Social justice is one of the major issues on the forefront of public discussion in 2020. For many, though, the fight for equality has been taking place for much longer than this year.
“I think there is no finish line when it comes to racial and diversity issues, and social justice issues,” said Dana Harrell.
Harrell, a member of the Syracuse graduating class of 1971, played for the SU football team in the late 1960s and early 1970s. He is best remembered, however, as one of the ‘Syracuse 8.’
The ‘Syracuse 8’ were a group of nine African American football players that boycotted the Orange in 1970 to take a stand for equal treatment in athletics– among other issues.
Along with Harrell, the ‘Syracuse 8’ included Gregory Allen, Richard Bulls, John Godbolt, John Lobon, Clarence “Bucky” McGill, A. Alif Muhammad, Duane Walker, and Ronald Womack.
Last Month, six of the nine members (Allen, Muhammad, Womack, Harrell, McGill, and Lobon) spoke to WAER alumna Beth Mowins about their experiences with racial equality at Syracuse over a Zoom hosted by the Newhouse Sports Media Center.

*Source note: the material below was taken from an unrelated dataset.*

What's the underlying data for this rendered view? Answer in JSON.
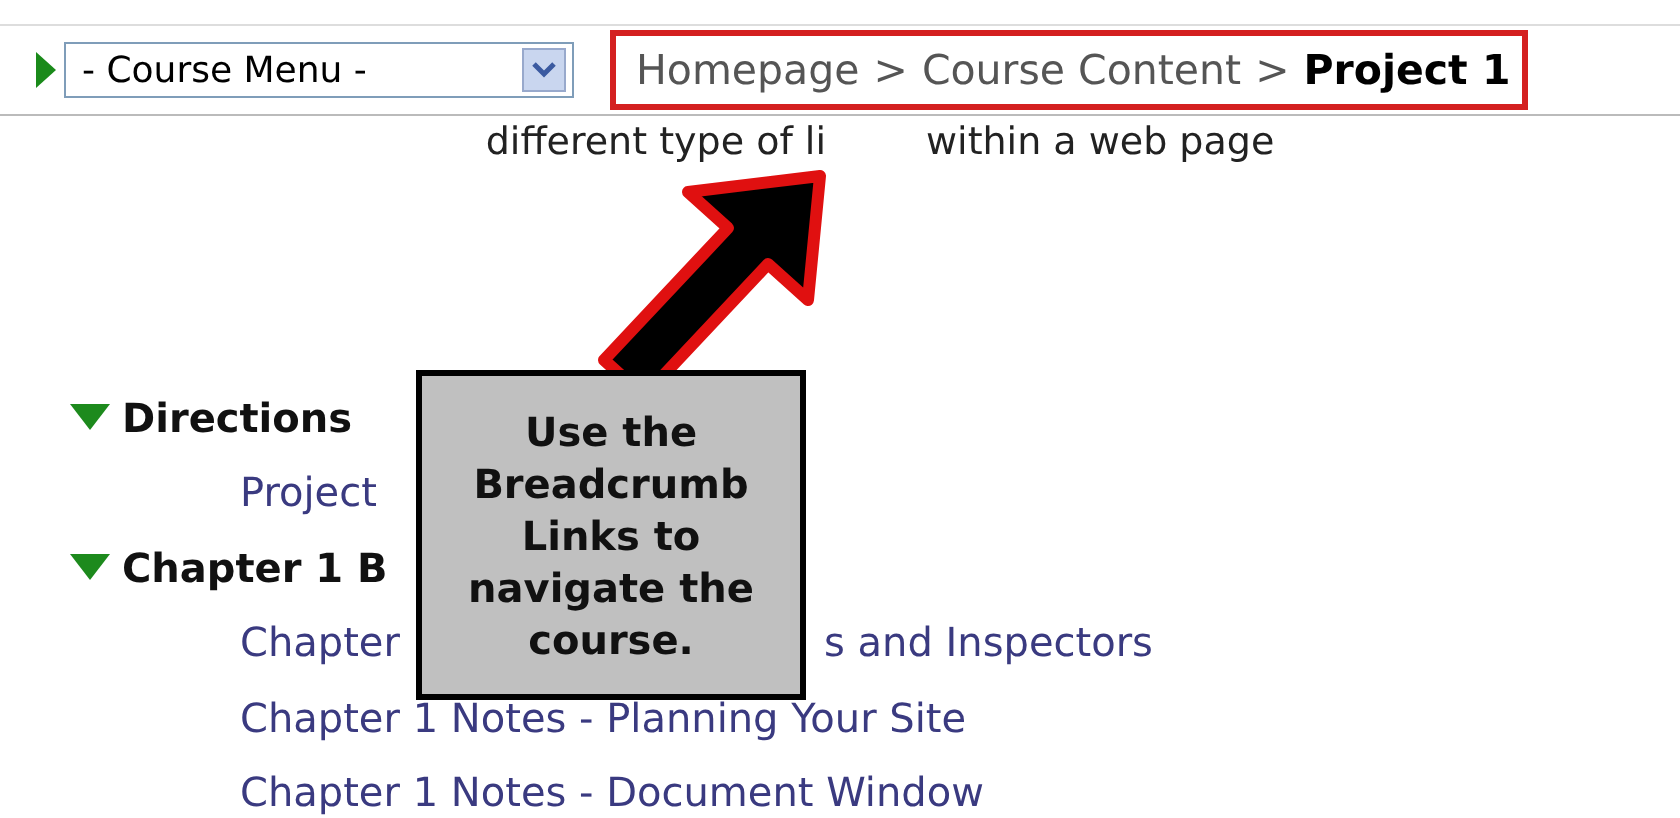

Several of the members gave up prominent positions on the football team to urge the squad to change its values.
“I’m willing to play and give, but I want respect,” said Lobon of the motivation of the men to sit out. “I think that all we are looking for is respect.”
Some of the prominent issues the ‘Syracuse 8’ wanted to be solved were equal access to tutoring, African American representation on the coaching staff, and better medical treatment for all athletes.
The reception to these requests from those in charge, was far from supportive.
“The coaches and the athletic department was generally negative on the guys who boycotted,” said Harrell.
Ben Schwartzwalder, the head coach at the time, was intent on getting the players to return to the field. Members like Gregory Allen – who rushed for nearly 400 yards the previous season – played vital roles to team’s success. However, the coaches did not intend to concede to the demands of the ‘Syracuse 8.’
“Ben [Schwartzwalder] asked [Allen] … ‘what do you want to be, a football player or black?’” Lobon remembers. “Greg said, ‘I’m only going to be a football player for a little time in my life, but I’m going to black for all of it.’”
Despite the barbs of the coaches and athletic department, the ‘Syracuse 8’ did have some important allies.
“I don’t want to overlook the importance of our relationship to Chancellor John Corbally,” said Harrell. “He understood just what we’re saying tonight. He understood that 50 years ago. That we were trying to make Syracuse University better.”
Corbally decided to investigate the issues of equality on social justice the players were facing. On December 10, 1970, the Committee on Allegations of Racial Discrimination in the Football Program released a report that stated, “racism in the Syracuse University Athletic Department is real, chronic, largely unintentional, and sustained and complicated unwittingly by many modes of behavior common in American athletics and long-standing at Syracuse University.”
The acknowledgement from leadership at the school was important for the nine men, but it did not exactly have the effect they had hoped for.
“We were trying to get Ben Schwartzwalder moved out … and the Chancellor got moved,” Womack said.
Some concessions were made, like the hiring of an African American assistant coach, and a few members of the ‘Syracuse 8’ returned to the field in the following seasons. Not only did they sacrifice their college careers, but many were denied professional careers because they chose to speak out.
It was an immense sacrifice that did not yield immediate rewards. The personal loss each of the nine men took, however, resulted in gains minority athletes at SU in the future.
“What we did was we gifted Syracuse University,” said Allen. “We gifted Syracuse University our time, our effort, our aspirations, our dreams.”
Because of their sacrifices, future stars like SU quarterback Donovan McNabb (the third African American QB to start in a Super Bowl) were able to thrive for the Orange.